Sinners, in a world of love, encircling you round on every side, with blessings infinite upon infinite, and that again multiplied by infinity: God loves you: God fills you with enjoyment! Unjustly, unfairly treated in this world of love! Once let a man know for himself what God is, and then in that he will find peace. It will be the dawn of an everlasting day of calmness and serenity. I speak to some who have felt the darkness, the clouds, and the dreariness of life, whose affections have been blighted, who feel a discord and confusion in their being. To some to whom the world, lovely though it be, is such that they are obliged to say, “I see, I do not feel, how beautiful it is.”

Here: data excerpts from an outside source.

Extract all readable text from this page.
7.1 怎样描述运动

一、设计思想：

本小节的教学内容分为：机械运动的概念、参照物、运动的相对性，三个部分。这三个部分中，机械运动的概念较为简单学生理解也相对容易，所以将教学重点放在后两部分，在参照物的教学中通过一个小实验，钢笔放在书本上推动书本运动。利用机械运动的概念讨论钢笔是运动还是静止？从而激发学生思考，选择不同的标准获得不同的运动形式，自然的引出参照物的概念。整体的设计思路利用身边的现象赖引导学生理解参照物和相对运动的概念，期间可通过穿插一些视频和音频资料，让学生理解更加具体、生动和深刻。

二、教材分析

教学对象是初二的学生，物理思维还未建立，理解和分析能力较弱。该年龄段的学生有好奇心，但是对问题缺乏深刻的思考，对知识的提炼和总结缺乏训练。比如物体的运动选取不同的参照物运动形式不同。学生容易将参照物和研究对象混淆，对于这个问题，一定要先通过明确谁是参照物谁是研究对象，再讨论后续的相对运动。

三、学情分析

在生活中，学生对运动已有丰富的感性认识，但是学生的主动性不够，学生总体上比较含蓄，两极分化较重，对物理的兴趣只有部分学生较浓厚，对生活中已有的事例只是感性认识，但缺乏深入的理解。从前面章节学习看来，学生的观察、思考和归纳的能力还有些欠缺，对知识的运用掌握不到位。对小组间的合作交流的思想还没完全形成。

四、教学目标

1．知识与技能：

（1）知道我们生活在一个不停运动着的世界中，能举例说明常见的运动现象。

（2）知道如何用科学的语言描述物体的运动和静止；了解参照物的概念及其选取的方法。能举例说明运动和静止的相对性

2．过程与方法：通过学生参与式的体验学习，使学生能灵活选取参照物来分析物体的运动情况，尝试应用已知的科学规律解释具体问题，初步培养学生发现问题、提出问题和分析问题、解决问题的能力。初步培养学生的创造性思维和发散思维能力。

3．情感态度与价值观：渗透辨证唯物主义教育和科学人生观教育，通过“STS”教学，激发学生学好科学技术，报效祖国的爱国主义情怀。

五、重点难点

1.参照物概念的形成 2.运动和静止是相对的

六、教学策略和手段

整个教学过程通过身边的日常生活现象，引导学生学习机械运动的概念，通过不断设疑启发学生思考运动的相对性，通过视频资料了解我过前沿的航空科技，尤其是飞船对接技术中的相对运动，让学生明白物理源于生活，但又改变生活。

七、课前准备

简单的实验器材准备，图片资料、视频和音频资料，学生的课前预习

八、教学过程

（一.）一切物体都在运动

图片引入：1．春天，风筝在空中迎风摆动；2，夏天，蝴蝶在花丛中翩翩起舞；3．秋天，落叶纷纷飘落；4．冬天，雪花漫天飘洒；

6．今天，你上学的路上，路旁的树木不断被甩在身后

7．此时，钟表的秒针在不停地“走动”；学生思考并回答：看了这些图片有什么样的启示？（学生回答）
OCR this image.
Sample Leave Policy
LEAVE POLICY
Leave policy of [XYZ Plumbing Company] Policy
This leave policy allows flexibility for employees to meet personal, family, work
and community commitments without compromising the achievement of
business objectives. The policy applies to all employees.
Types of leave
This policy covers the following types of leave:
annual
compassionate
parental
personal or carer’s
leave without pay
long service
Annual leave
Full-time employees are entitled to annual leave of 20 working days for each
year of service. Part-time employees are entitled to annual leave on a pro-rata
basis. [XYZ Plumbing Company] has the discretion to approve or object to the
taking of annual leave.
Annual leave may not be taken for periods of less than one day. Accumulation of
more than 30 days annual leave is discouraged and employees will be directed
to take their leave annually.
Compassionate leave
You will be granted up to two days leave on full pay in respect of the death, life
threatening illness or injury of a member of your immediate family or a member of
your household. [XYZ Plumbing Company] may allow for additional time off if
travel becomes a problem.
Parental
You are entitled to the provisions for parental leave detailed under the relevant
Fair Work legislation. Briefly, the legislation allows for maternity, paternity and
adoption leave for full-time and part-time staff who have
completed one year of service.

Brother men, there is rest in Christ, because He is love; because His are the everlasting verities of humanity. God does not cease to be the God of love because men are low, sad, and desponding. In the performance of duty, in meekness, in trust in God, is our rest - our only rest. It is not in understanding a set of doctrines; not in an outward comprehension of the “scheme of salvation,” that rest and peace are to be found, but in taking up, in all lowliness and meekness, the yoke of the Lord Jesus Christ.

“For thus saith the high and lofty One that inhabiteth eternity, whose name is Holy; I dwell in the high and holy place, with him also that is of a contrite and humble spirit, to revive the spirit of the humble, and to revive the heart of the contrite ones.”